Fused IgY Fc and Polysaccharide Adjuvant Enhanced the Immune Effect of the Recombinant VP2 and VP5 Subunits-A Prospect for Improvement of Infectious Bursal Disease Virus Subunit Vaccine

Infectious bursal disease virus (IBDV) is a highly contagious pathogen that causes damage in lymphoid organs and remains a threat to the poultry industry worldwide. Currently, subunit vaccines based on VP2 antigen expressed in prokaryotic systems are widely used in clinical settings. However, the immunogenicity of VP2 vaccines is limited because of their inherent defect that the structure of the antigen expressed in Escherichia coli (E. coli) may be different from its natural conformation. In this study, we fused VP2 and VP5 protective antigen genes and linked the chicken IgY Fc gene onto it. The eukaryotic expression plasmid carrying the fusion gene was transformed into Pichia pastoris (P. pastoris) to express the recombinant VP2–VP5–Fc protein. The recombinant protein was used as immunogen for evaluating immune response, and the recombinant VP2–Fc and VP2 proteins expressed in P. pastoris and the commercial VP2 subunit vaccines were used as controls. Moreover, Taishan Pinus massoniana pollen polysaccharide (TPPPS), an immunomodulator found by our laboratory, was used as adjuvant to investigate its immune modulatory effects on immunogens. Chickens were divided into six groups and inoculated with VP2–VP5–Fc+TPPPS, VP2–VP5–Fc, VP2–Fc, VP2 vaccine, commercial VP2 subunit vaccine, and phosphate buffered saline (PBS).
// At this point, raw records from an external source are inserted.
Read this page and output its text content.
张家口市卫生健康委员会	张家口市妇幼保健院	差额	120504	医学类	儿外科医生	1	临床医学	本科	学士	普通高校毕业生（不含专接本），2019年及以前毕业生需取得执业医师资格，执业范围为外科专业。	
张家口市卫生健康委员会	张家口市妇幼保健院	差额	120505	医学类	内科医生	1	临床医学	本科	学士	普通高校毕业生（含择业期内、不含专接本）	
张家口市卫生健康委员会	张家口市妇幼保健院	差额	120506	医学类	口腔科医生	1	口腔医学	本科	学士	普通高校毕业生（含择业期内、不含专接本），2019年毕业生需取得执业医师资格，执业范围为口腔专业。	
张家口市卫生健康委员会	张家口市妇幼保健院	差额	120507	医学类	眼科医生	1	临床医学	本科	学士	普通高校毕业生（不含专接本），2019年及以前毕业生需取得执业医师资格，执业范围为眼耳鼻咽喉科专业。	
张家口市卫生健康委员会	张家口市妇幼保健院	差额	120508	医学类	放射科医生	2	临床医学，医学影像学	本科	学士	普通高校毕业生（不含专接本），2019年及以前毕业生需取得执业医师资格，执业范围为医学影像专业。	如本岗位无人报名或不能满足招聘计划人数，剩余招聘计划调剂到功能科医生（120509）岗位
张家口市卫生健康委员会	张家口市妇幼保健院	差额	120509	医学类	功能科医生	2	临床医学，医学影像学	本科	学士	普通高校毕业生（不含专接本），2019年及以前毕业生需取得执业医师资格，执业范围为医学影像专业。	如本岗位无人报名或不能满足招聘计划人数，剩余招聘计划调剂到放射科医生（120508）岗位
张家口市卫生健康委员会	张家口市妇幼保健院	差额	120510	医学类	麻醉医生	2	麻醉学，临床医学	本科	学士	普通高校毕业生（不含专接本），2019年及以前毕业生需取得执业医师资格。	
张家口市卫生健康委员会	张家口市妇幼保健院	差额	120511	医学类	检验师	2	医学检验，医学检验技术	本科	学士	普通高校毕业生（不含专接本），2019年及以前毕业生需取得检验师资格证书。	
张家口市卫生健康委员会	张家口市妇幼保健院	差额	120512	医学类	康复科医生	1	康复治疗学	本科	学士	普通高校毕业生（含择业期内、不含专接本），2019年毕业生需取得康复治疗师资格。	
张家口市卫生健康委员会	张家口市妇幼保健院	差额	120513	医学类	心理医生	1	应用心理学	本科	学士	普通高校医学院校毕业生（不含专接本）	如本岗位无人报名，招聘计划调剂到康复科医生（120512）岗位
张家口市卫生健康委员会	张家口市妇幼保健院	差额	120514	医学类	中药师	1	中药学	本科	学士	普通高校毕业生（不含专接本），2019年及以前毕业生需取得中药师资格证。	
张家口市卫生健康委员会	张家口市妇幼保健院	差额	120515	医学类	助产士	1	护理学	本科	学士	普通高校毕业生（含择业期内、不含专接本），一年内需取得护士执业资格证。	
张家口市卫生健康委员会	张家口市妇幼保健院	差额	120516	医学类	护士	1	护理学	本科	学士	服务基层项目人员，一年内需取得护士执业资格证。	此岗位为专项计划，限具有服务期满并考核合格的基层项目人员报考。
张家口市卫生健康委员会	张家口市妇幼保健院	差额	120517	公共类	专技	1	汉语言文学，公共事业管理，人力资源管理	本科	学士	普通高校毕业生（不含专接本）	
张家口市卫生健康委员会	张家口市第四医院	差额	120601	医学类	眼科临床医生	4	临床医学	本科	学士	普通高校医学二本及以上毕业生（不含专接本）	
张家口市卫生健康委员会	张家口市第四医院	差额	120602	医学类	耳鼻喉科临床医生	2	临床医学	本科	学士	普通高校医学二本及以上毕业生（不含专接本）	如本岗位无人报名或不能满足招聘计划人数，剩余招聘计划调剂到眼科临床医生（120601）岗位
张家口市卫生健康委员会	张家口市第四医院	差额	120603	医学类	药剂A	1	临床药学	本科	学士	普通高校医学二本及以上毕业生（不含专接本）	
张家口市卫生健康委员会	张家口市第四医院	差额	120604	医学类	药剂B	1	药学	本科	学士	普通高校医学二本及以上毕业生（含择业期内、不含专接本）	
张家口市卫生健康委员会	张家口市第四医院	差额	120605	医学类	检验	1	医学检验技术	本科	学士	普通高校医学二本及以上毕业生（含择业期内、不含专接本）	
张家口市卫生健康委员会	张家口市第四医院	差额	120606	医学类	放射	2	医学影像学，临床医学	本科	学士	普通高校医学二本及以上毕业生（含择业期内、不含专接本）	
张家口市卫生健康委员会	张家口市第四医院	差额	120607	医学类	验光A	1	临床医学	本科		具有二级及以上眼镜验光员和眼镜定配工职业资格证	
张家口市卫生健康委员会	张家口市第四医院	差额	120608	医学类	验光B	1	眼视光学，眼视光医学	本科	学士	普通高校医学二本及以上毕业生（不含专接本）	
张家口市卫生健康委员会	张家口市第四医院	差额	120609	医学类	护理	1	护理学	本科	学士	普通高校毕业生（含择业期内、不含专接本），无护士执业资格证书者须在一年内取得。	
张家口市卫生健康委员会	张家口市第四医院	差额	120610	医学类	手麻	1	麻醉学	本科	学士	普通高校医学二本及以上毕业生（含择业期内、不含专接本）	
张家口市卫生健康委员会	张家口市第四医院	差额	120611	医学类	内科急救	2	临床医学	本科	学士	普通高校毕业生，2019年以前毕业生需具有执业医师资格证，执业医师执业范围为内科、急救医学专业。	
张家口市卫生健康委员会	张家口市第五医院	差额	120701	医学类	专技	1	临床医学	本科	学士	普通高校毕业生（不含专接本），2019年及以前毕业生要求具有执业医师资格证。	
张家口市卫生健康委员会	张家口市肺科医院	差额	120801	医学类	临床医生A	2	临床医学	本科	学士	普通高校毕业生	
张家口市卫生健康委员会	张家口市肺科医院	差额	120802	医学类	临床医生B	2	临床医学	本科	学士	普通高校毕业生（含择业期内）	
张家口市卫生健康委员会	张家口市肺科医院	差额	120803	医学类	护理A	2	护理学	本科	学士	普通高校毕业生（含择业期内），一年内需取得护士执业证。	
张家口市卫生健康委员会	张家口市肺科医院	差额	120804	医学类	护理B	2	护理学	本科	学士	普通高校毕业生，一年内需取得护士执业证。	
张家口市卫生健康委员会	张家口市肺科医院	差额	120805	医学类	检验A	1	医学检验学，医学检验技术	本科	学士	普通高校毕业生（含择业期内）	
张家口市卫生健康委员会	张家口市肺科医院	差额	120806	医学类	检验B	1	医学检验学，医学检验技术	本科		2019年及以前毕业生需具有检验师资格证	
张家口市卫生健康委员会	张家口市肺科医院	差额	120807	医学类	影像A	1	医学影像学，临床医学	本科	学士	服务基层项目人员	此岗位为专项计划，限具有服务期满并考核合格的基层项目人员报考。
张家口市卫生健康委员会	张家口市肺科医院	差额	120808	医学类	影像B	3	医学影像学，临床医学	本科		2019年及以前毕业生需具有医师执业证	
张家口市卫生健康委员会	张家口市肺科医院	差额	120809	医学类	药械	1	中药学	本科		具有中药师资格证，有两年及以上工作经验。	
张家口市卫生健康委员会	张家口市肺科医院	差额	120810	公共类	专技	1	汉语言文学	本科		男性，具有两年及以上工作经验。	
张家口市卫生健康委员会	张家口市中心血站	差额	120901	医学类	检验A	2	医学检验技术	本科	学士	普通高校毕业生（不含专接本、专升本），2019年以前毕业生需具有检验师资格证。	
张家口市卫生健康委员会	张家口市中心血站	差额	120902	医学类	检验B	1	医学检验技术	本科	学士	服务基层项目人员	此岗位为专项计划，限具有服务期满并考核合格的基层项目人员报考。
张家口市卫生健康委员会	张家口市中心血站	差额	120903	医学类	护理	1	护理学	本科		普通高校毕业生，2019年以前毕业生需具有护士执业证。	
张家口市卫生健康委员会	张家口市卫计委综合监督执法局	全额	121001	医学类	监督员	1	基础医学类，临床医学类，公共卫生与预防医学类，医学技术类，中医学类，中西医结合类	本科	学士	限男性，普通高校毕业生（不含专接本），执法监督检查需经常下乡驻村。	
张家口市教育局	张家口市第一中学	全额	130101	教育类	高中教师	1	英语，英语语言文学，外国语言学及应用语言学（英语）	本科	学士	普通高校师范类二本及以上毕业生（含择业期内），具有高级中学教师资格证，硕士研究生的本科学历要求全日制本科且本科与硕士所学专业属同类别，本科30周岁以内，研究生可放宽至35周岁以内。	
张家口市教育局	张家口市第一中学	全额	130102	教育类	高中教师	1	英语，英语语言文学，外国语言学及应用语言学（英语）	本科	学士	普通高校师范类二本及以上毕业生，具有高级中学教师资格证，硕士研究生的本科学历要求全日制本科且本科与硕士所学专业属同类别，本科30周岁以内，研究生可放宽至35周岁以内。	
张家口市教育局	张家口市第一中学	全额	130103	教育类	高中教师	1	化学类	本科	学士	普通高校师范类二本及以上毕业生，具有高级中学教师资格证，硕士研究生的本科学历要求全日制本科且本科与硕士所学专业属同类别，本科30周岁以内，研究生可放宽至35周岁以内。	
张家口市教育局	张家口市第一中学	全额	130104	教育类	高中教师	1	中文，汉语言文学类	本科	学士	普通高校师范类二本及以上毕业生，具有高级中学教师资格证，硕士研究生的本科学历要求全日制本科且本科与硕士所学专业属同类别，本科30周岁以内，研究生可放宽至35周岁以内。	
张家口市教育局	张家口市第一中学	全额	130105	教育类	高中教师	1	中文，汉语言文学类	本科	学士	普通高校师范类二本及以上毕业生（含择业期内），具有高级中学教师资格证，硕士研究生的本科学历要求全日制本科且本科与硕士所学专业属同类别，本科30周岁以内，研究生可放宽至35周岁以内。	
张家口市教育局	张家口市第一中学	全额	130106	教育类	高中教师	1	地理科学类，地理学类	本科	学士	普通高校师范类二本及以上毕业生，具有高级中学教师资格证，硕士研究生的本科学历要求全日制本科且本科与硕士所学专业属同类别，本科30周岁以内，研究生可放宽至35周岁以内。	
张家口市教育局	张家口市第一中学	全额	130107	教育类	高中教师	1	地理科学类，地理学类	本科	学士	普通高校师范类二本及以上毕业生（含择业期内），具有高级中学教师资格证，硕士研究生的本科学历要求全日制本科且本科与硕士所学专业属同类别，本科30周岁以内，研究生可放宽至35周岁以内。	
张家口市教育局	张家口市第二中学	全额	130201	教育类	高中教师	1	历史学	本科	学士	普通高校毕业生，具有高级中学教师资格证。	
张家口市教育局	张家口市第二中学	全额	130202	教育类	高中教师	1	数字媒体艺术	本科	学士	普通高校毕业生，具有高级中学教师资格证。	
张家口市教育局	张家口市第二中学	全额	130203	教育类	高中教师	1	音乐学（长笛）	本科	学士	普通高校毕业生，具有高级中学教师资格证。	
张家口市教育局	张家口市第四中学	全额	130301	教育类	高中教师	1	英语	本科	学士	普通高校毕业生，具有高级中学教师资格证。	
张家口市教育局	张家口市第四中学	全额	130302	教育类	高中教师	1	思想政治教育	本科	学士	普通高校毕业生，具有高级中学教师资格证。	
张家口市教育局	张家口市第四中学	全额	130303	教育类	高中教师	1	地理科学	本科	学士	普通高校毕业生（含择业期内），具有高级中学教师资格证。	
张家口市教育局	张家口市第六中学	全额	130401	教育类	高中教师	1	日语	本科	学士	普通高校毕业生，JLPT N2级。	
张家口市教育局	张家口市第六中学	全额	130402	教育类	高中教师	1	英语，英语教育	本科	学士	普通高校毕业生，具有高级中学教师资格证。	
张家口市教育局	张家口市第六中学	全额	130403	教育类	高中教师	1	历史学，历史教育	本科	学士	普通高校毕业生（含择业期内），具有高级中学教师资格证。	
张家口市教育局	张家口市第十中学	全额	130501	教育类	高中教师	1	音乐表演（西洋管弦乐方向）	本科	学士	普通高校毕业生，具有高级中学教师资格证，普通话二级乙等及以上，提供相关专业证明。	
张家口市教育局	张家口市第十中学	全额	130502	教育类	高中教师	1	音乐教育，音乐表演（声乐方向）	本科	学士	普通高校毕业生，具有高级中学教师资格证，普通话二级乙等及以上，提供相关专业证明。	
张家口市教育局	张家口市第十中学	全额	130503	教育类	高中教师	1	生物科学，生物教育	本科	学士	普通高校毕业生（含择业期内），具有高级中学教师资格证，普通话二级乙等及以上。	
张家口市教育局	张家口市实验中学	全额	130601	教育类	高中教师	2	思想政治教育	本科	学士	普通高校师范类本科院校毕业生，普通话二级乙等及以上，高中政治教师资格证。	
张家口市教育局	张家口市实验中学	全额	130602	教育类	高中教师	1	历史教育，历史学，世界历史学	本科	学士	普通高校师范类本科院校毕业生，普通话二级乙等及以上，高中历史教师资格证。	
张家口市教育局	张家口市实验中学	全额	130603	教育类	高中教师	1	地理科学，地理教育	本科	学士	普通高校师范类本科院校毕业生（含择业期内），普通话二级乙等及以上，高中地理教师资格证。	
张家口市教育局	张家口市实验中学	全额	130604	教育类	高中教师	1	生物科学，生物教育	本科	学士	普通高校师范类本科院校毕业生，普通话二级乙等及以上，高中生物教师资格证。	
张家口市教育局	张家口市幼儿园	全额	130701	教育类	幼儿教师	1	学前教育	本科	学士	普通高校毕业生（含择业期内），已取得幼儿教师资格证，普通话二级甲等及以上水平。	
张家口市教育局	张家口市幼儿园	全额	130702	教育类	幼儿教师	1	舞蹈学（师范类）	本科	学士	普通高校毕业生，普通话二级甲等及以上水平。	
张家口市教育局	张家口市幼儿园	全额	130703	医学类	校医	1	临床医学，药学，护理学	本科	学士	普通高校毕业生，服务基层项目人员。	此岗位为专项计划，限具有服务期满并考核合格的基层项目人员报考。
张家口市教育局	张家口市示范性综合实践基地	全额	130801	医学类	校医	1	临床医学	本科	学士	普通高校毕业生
The recombinant VP2 subunit vaccine expressed in P. pastoris exhibited higher immunogenicity than the commercial VP2 subunit vaccine. The VP2–Fc protein showed a better effect than the VP2 protein, and the VP2–VP5–Fc subunit further improved the immune effects. In addition, TPPPS was proved to be a good immunopotentiator for the VP2–VP5–Fc subunit vaccine. Hence, the recombinant VP2–VP5–Fc subunit combined with TPPPS adjuvant exhibits potential as efficient IBDV vaccine to prevent infectious bursal disease.